Slidell a réfléchi un moment.
— Evans a un alibi à l’heure où le corps de Klapec a été déposé près du lac. Et aussi le jour où Klapec s’est disputé avec quelqu’un avant de disparaître.
Deux objections auxquelles je n’avais rien à répondre.
— J’ai fait des vérifications sur Lingo et Evans. Tous les deux sont aussi propres et nets qu’un cul de vicaire. Ni drogue, ni putes, ni petites filles. D’ailleurs, où serait le mobile ?

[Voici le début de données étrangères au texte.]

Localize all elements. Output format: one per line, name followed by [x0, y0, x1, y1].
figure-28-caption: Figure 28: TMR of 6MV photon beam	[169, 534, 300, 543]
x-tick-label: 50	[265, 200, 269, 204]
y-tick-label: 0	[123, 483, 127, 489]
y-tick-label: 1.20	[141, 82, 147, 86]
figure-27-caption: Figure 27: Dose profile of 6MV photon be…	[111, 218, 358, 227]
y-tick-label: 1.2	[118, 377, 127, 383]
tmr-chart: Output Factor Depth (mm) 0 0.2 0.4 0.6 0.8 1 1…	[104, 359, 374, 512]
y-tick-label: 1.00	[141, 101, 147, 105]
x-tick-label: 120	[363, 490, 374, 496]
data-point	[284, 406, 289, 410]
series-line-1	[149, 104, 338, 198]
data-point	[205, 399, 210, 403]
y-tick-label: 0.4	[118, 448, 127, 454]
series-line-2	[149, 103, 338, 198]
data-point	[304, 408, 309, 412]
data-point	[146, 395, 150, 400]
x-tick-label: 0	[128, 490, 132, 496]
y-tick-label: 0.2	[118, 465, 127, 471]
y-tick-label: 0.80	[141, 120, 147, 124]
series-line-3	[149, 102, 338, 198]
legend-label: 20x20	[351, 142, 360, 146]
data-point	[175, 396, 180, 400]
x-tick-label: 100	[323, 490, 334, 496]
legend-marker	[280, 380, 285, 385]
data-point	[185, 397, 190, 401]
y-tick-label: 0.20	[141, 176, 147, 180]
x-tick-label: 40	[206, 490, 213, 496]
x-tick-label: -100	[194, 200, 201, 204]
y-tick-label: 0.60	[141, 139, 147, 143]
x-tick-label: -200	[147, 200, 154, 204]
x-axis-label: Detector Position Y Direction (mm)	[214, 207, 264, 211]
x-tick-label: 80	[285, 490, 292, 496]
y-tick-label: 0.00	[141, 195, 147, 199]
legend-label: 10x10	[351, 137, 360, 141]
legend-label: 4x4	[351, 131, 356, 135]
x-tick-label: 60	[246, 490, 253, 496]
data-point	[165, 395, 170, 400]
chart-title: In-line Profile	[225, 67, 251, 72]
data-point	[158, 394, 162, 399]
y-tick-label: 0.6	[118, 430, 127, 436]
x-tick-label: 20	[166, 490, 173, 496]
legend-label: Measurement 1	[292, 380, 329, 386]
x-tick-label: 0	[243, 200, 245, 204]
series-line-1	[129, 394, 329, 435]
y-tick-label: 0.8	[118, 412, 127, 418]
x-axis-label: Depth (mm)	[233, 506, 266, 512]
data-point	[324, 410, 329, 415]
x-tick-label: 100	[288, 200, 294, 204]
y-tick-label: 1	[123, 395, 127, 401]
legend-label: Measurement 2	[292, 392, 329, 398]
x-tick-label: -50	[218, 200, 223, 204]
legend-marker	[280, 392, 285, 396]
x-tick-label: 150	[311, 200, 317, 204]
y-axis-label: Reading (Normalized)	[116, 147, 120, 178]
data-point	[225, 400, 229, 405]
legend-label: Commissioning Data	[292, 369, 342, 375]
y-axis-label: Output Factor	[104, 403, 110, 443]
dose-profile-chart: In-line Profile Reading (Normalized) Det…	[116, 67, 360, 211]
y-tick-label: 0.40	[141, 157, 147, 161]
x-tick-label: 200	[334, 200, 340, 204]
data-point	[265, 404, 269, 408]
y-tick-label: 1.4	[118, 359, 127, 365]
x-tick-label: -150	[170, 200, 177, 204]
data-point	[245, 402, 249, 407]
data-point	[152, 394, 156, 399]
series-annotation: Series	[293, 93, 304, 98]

J’ai commencé à balancer des hypothèses, pas vraiment convaincue moi-même.
— Peut-être qu’Evans n’a pas fait son coming-out ? Peut-être qu’il a ramassé Klapec, que les choses ont mal tourné entre eux et qu’il s’est retrouvé avec un mort sur les bras.
— Et son motif, à ce Méphistophélès ?
Je ne me suis même pas étonnée que Slidell ait pu entendre parler de Faust, tellement j’étais excitée.
— Peut-être qu’Evans est lui-même adepte d’un culte quelconque ?
— Et qu’il court dans les champs, le cul à l’air, les nuits de pleine lune ? ! Réfléchissez un instant. Evans travaille pour Lingo, qui brandit la Bible à longueur de temps pour passer à l’antenne. Y a plein de gens qui peuvent pas le sentir. S’il avait un assistant qui danse le tango avec Satan, ça se saurait depuis longtemps.
Troisième objection que je n’étais pas en mesure de contrecarrer.
— Bon. Puisque vous avez décidé de me bousiller ma sieste, je retourne au maudit quartier général.